Tuesday, October 12, 2010

France is Closed

Riots by French "workers."

Bastiat described the French state perfectly: "The State is the great fiction through which everybody endeavors to live at the expense of everybody else."

All those jumpin' Frogs want to have free retirement. Let someone else pay! I've worked hard for fifteen years...or something like that.

But I have to ask...how do you tell if a French worker is retired? I can't imagine anyone doing less work than they do when they are "working." I guess it means they can do nothing sitting on their ass at home smokin' cigs instead of sitting on their ass at some fake job smokin' cigs.

2 comments:

magilson said...

I've been to eastern France on work to visit a manufacturing company. The issues France has are in their western region. Some parts of their culture still understand the value of and take pride in their work.

Max said...

Ok, Mungowitz, this was very superficial.

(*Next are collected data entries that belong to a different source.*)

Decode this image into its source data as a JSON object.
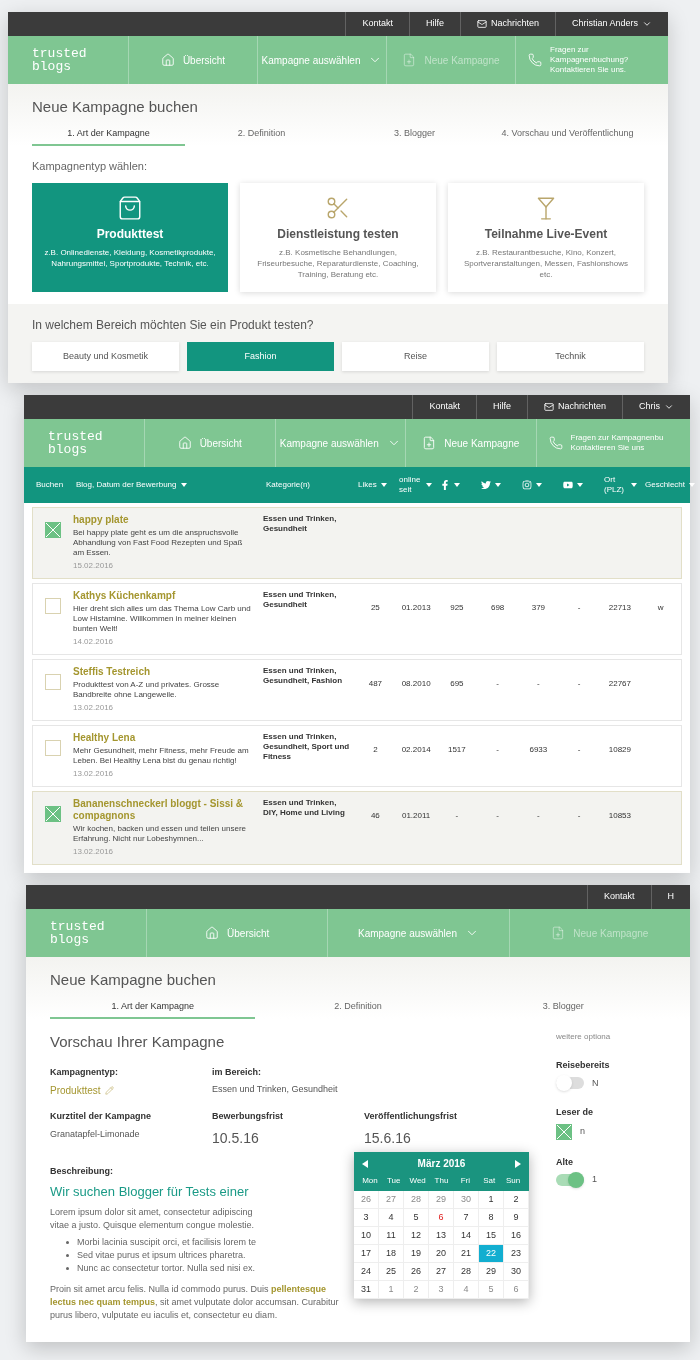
{
  "screen_type_selection": {
    "topbar": [
      {
        "label": "Kontakt",
        "kind": "plain"
      },
      {
        "label": "Hilfe",
        "kind": "plain"
      },
      {
        "label": "Nachrichten",
        "kind": "mail"
      },
      {
        "label": "Christian Anders",
        "kind": "user"
      }
    ],
    "logo": [
      "trusted",
      "blogs"
    ],
    "nav": [
      {
        "label": "Übersicht",
        "kind": "home",
        "disabled": false
      },
      {
        "label": "Kampagne auswählen",
        "kind": "dropdown",
        "disabled": false
      },
      {
        "label": "Neue Kampagne",
        "kind": "new",
        "disabled": true
      }
    ],
    "contact_hint": [
      "Fragen zur Kampagnenbuchung?",
      "Kontaktieren Sie uns."
    ],
    "page_title": "Neue Kampagne buchen",
    "steps": [
      {
        "label": "1. Art der Kampagne",
        "selected": true
      },
      {
        "label": "2. Definition",
        "selected": false
      },
      {
        "label": "3. Blogger",
        "selected": false
      },
      {
        "label": "4. Vorschau und Veröffentlichung",
        "selected": false
      }
    ],
    "section_label": "Kampagnentyp wählen:",
    "type_cards": [
      {
        "title": "Produkttest",
        "description": "z.B. Onlinedienste, Kleidung, Kosmetikprodukte, Nahrungsmittel, Sportprodukte, Technik, etc.",
        "kind": "bag",
        "selected": true
      },
      {
        "title": "Dienstleistung testen",
        "description": "z.B. Kosmetische Behandlungen, Friseurbesuche, Reparaturdienste, Coaching, Training, Beratung etc.",
        "kind": "scissors",
        "selected": false
      },
      {
        "title": "Teilnahme Live-Event",
        "description": "z.B. Restaurantbesuche, Kino, Konzert, Sportveranstaltungen, Messen, Fashionshows etc.",
        "kind": "cocktail",
        "selected": false
      }
    ],
    "question": "In welchem Bereich möchten Sie ein Produkt testen?",
    "areas": [
      {
        "label": "Beauty und Kosmetik",
        "selected": false
      },
      {
        "label": "Fashion",
        "selected": true
      },
      {
        "label": "Reise",
        "selected": false
      },
      {
        "label": "Technik",
        "selected": false
      }
    ]
  },
  "screen_blogger_list": {
    "topbar": [
      {
        "label": "Kontakt",
        "kind": "plain"
      },
      {
        "label": "Hilfe",
        "kind": "plain"
      },
      {
        "label": "Nachrichten",
        "kind": "mail"
      },
      {
        "label": "Chris",
        "kind": "user"
      }
    ],
    "logo": [
      "trusted",
      "blogs"
    ],
    "nav": [
      {
        "label": "Übersicht",
        "kind": "home",
        "disabled": false
      },
      {
        "label": "Kampagne auswählen",
        "kind": "dropdown",
        "disabled": false
      },
      {
        "label": "Neue Kampagne",
        "kind": "new",
        "disabled": false
      }
    ],
    "contact_hint": [
      "Fragen zur Kampagnenbu",
      "Kontaktieren Sie uns"
    ],
    "columns": [
      {
        "label": "Buchen",
        "kind": "text",
        "sortable": false
      },
      {
        "label": "Blog, Datum der Bewerbung",
        "kind": "text",
        "sortable": true
      },
      {
        "label": "Kategorie(n)",
        "kind": "text",
        "sortable": false
      },
      {
        "label": "Likes",
        "kind": "text",
        "sortable": true
      },
      {
        "label": "online seit",
        "kind": "text",
        "sortable": true
      },
      {
        "kind": "facebook",
        "sortable": true
      },
      {
        "kind": "twitter",
        "sortable": true
      },
      {
        "kind": "instagram",
        "sortable": true
      },
      {
        "kind": "youtube",
        "sortable": true
      },
      {
        "label": "Ort (PLZ)",
        "kind": "text",
        "sortable": true
      },
      {
        "label": "Geschlecht",
        "kind": "text",
        "sortable": true
      }
    ],
    "rows": [
      {
        "blog": "happy plate",
        "description": "Bei happy plate geht es um die anspruchsvolle Abhandlung von Fast Food Rezepten und Spaß am Essen.",
        "date": "15.02.2016",
        "selected": true,
        "categories": "Essen und Trinken, Gesundheit",
        "values": []
      },
      {
        "blog": "Kathys Küchenkampf",
        "description": "Hier dreht sich alles um das Thema Low Carb und Low Histamine. Willkommen in meiner kleinen bunten Welt!",
        "date": "14.02.2016",
        "selected": false,
        "categories": "Essen und Trinken, Gesundheit",
        "values": [
          "25",
          "01.2013",
          "925",
          "698",
          "379",
          "-",
          "22713",
          "w"
        ]
      },
      {
        "blog": "Steffis Testreich",
        "description": "Produkttest von A-Z und privates. Grosse Bandbreite ohne Langeweile.",
        "date": "13.02.2016",
        "selected": false,
        "categories": "Essen und Trinken, Gesundheit, Fashion",
        "values": [
          "487",
          "08.2010",
          "695",
          "-",
          "-",
          "-",
          "22767"
        ]
      },
      {
        "blog": "Healthy Lena",
        "description": "Mehr Gesundheit, mehr Fitness, mehr Freude am Leben. Bei Healthy Lena bist du genau richtig!",
        "date": "13.02.2016",
        "selected": false,
        "categories": "Essen und Trinken, Gesundheit, Sport und Fitness",
        "values": [
          "2",
          "02.2014",
          "1517",
          "-",
          "6933",
          "-",
          "10829"
        ]
      },
      {
        "blog": "Bananenschneckerl bloggt - Sissi & compagnons",
        "description": "Wir kochen, backen und essen und teilen unsere Erfahrung. Nicht nur Lobeshymnen...",
        "date": "13.02.2016",
        "selected": true,
        "categories": "Essen und Trinken, DIY, Home und Living",
        "values": [
          "46",
          "01.2011",
          "-",
          "-",
          "-",
          "-",
          "10853"
        ]
      }
    ]
  },
  "screen_preview": {
    "topbar": [
      {
        "label": "Kontakt",
        "kind": "plain"
      },
      {
        "label": "H",
        "kind": "plain"
      }
    ],
    "logo": [
      "trusted",
      "blogs"
    ],
    "nav": [
      {
        "label": "Übersicht",
        "kind": "home",
        "disabled": false
      },
      {
        "label": "Kampagne auswählen",
        "kind": "dropdown",
        "disabled": false
      },
      {
        "label": "Neue Kampagne",
        "kind": "new",
        "disabled": true
      }
    ],
    "page_title": "Neue Kampagne buchen",
    "steps": [
      {
        "label": "1. Art der Kampagne",
        "selected": true
      },
      {
        "label": "2. Definition",
        "selected": false
      },
      {
        "label": "3. Blogger",
        "selected": false
      }
    ],
    "heading": "Vorschau Ihrer Kampagne",
    "fields": [
      {
        "label": "Kampagnentyp:",
        "value": "Produkttest",
        "kind": "editable"
      },
      {
        "label": "im Bereich:",
        "value": "Essen und Trinken, Gesundheit",
        "kind": "plain"
      },
      {
        "label": "Kurztitel der Kampagne",
        "value": "Granatapfel-Limonade",
        "kind": "plain"
      },
      {
        "label": "Bewerbungsfrist",
        "value": "10.5.16",
        "kind": "date"
      },
      {
        "label": "Veröffentlichungsfrist",
        "value": "15.6.16",
        "kind": "date"
      }
    ],
    "description": {
      "label": "Beschreibung:",
      "heading": "Wir suchen Blogger für Tests einer",
      "intro": [
        "Lorem ipsum dolor sit amet, consectetur adipiscing",
        "vitae a justo. Quisque elementum congue molestie."
      ],
      "bullets": [
        "Morbi lacinia suscipit orci, et facilisis lorem te",
        "Sed vitae purus et ipsum ultrices pharetra.",
        "Nunc ac consectetur tortor. Nulla sed nisi ex."
      ],
      "outro": "Proin sit amet arcu felis. Nulla id commodo purus. Duis **pellentesque lectus nec quam tempus**, sit amet vulputate dolor accumsan. Curabitur purus libero, vulputate eu iaculis et, consectetur eu diam."
    },
    "calendar": {
      "month": "März 2016",
      "weekdays": [
        "Mon",
        "Tue",
        "Wed",
        "Thu",
        "Fri",
        "Sat",
        "Sun"
      ],
      "days": [
        {
          "label": "26",
          "kind": "outside",
          "selected": false
        },
        {
          "label": "27",
          "kind": "outside",
          "selected": false
        },
        {
          "label": "28",
          "kind": "outside",
          "selected": false
        },
        {
          "label": "29",
          "kind": "outside",
          "selected": false
        },
        {
          "label": "30",
          "kind": "outside",
          "selected": false
        },
        {
          "label": "1",
          "kind": "day",
          "selected": false
        },
        {
          "label": "2",
          "kind": "day",
          "selected": false
        },
        {
          "label": "3",
          "kind": "day",
          "selected": false
        },
        {
          "label": "4",
          "kind": "day",
          "selected": false
        },
        {
          "label": "5",
          "kind": "day",
          "selected": false
        },
        {
          "label": "6",
          "kind": "holiday",
          "selected": false
        },
        {
          "label": "7",
          "kind": "day",
          "selected": false
        },
        {
          "label": "8",
          "kind": "day",
          "selected": false
        },
        {
          "label": "9",
          "kind": "day",
          "selected": false
        },
        {
          "label": "10",
          "kind": "day",
          "selected": false
        },
        {
          "label": "11",
          "kind": "day",
          "selected": false
        },
        {
          "label": "12",
          "kind": "day",
          "selected": false
        },
        {
          "label": "13",
          "kind": "day",
          "selected": false
        },
        {
          "label": "14",
          "kind": "day",
          "selected": false
        },
        {
          "label": "15",
          "kind": "day",
          "selected": false
        },
        {
          "label": "16",
          "kind": "day",
          "selected": false
        },
        {
          "label": "17",
          "kind": "day",
          "selected": false
        },
        {
          "label": "18",
          "kind": "day",
          "selected": false
        },
        {
          "label": "19",
          "kind": "day",
          "selected": false
        },
        {
          "label": "20",
          "kind": "day",
          "selected": false
        },
        {
          "label": "21",
          "kind": "day",
          "selected": false
        },
        {
          "label": "22",
          "kind": "day",
          "selected": true
        },
        {
          "label": "23",
          "kind": "day",
          "selected": false
        },
        {
          "label": "24",
          "kind": "day",
          "selected": false
        },
        {
          "label": "25",
          "kind": "day",
          "selected": false
        },
        {
          "label": "26",
          "kind": "day",
          "selected": false
        },
        {
          "label": "27",
          "kind": "day",
          "selected": false
        },
        {
          "label": "28",
          "kind": "day",
          "selected": false
        },
        {
          "label": "29",
          "kind": "day",
          "selected": false
        },
        {
          "label": "30",
          "kind": "day",
          "selected": false
        },
        {
          "label": "31",
          "kind": "day",
          "selected": false
        },
        {
          "label": "1",
          "kind": "outside",
          "selected": false
        },
        {
          "label": "2",
          "kind": "outside",
          "selected": false
        },
        {
          "label": "3",
          "kind": "outside",
          "selected": false
        },
        {
          "label": "4",
          "kind": "outside",
          "selected": false
        },
        {
          "label": "5",
          "kind": "outside",
          "selected": false
        },
        {
          "label": "6",
          "kind": "outside",
          "selected": false
        }
      ]
    },
    "side_options": {
      "heading": "weitere optiona",
      "items": [
        {
          "label": "Reisebereits",
          "kind": "toggle",
          "on": false,
          "value": "N"
        },
        {
          "label": "Leser de",
          "kind": "checkbox",
          "checked": true,
          "value": "n"
        },
        {
          "label": "Alte",
          "kind": "toggle",
          "on": true,
          "value": "1"
        }
      ]
    }
  }
}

First, albeit the French work less hours a day than most Americans (or even Europeans), they have to be that much more productive to support their all encompassing state.

Of course, this might explain the high suicide numbers at France Telekom. I have been working for 5 month in a French company in Lyon and while it is true that pride in work is bad in other parts of France, this is not true for the former states of the Holy Roman Empire in the East.

And while it is common that the workers in the factory are lazy and regard their superiors as the ENEMY, this changes when you climb the ladder in the company. French engineers for example are under-paid and have contracts without a limit in hours (CDI - Cadre) per week. They are paid to do their job and finish their projects no matter how many hours they have to work (which often means between 50 and 60 hours a week).

So, I think most criticism of France is actually wrong because French only has an asymmetric distribution of work load from the lower echelons to the higher ones (while paying the engineers less than 40.000 dollars).